Mini banana and walnut loaves
IngredientsFor the cakes:
- 125g butter, softened
- 250g light muscovado sugar
- 300g plain flour
- 1 level tsp bicarbonate of soda
- Pinch of salt
- 2 medium eggs
- 4tbsp milk
- 1tbsp lemon juice
- 1tsp vanilla extract
- 4 very ripe bananas, mashed
- 100g packet walnut pieces, chopped
- 6 level tbsp icing sugar
- 12 x mini loaf moulds on a baking tray
- Small disposable piping bag
You can buy these mini loaf moulds from lots of cookware stores including Lakeland
- Set the oven to 180°C/350°F/Gas Mark 4.
- Beat together the butter and sugar until well combined, then sift in the flour, bicarbonate of soda and salt. Lightly beat together the eggs, milk, lemon juice and vanilla extract and pour into the bowl. Beat the ingredients well, then fold in the mashed banana and about three-quarters of the walnuts. Divide the mixture between the loaf moulds and sprinkle the remaining walnuts over the top.
- Bake in the centre of the oven for 20-30 mins, or until they’ve risen and are just firm to the touch. Take them out of the oven and leave to cool.
- To make the topping, add sufficient water to the icing sugar to give a drizzling consistency, adding just a small amount at a time. Fill the piping bag with the icing and cut off the end of the bag, then drizzlethe icing over the top of the cakes.
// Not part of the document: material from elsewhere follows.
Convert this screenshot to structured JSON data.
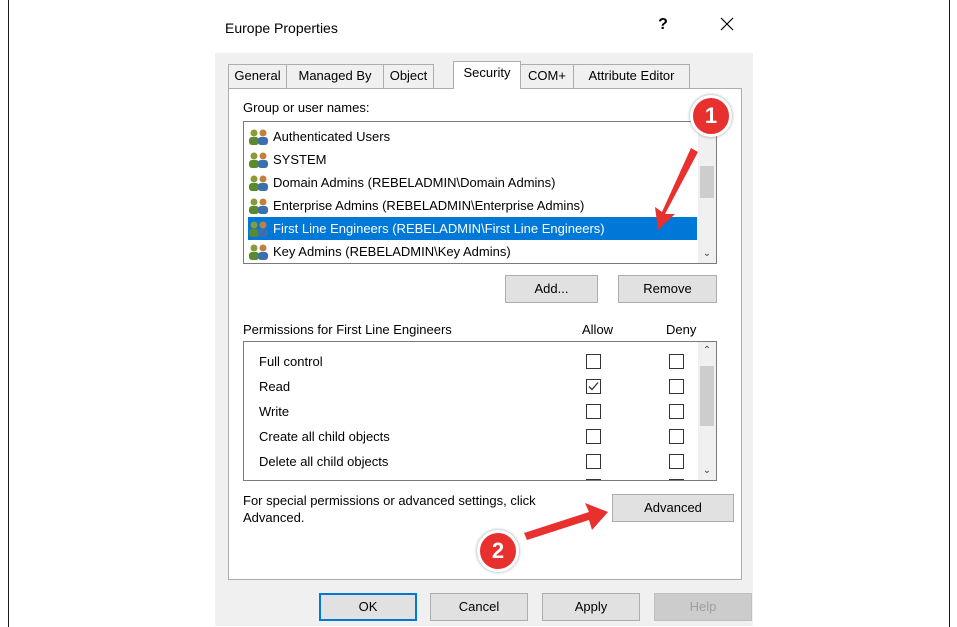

Leave the icing to set before packing the cakes.
- The cakes will keep for up to 5-7 days in a cool, dry place.
Nutritional information per portion
- Calories 390(kcal)
- Fat 16.0g
- Saturates 7.0g
This nutritional information is only a guide and is based on 2,000 calories per day. For more information on eating a healthy diet, please visit the Food Standards Agency website.
Guideline Daily Amount for 2,000 calories per day are: 70g fat, 20g saturated fat, 90g sugar, 6g salt.